Royce O’Neal is the Nets’ only true 3-and-D wing, granted he’s below the league’s best on both sides. He was traded to Brooklyn this summer to mitigate this exact problem and has currently played more minutes than anybody besides Kevin Durant. Though Simmons could be the game’s best defender, and Harris is an all-time three-point marksman, O’Neal plays because he is not a liability on either side of the floor.

How do they fix this? 

It’d help if Ben Simmons would learn to shoot the basketball. Or if Seth Curry could grow seven inches and put on fifty pounds and be able to guard Jayson Tatum. Moving away from a switch-heavy defense might help avoid nightmare matchups for the Nets’ smaller guards. The development of Nic Claxton into both a rim-protect and viable post threat would do wonders, as well.

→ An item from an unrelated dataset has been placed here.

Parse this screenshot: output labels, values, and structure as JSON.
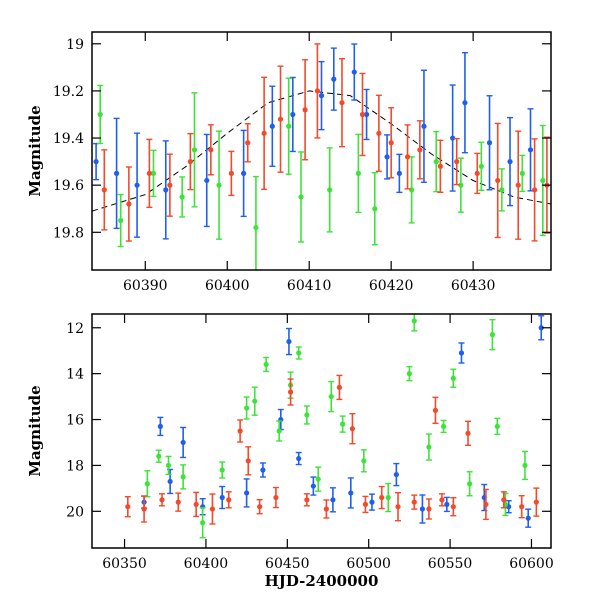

Teams can win championships with uncooperative and immature stars. Both Durant and Irving have done it. In Brooklyn, the duo has been brilliant, if not highly unreliable. Durant and Irving will make the headlines but they are not the problem with this roster. The Nets lack something that all winning basketball teams possess: players who can both shoot and guard. Brooklyn cannot become a competitive unit with one-way players who destroy them on one the other side of the court. This is the existential problem behind Durant, Irving, and the entire circus in Brooklyn.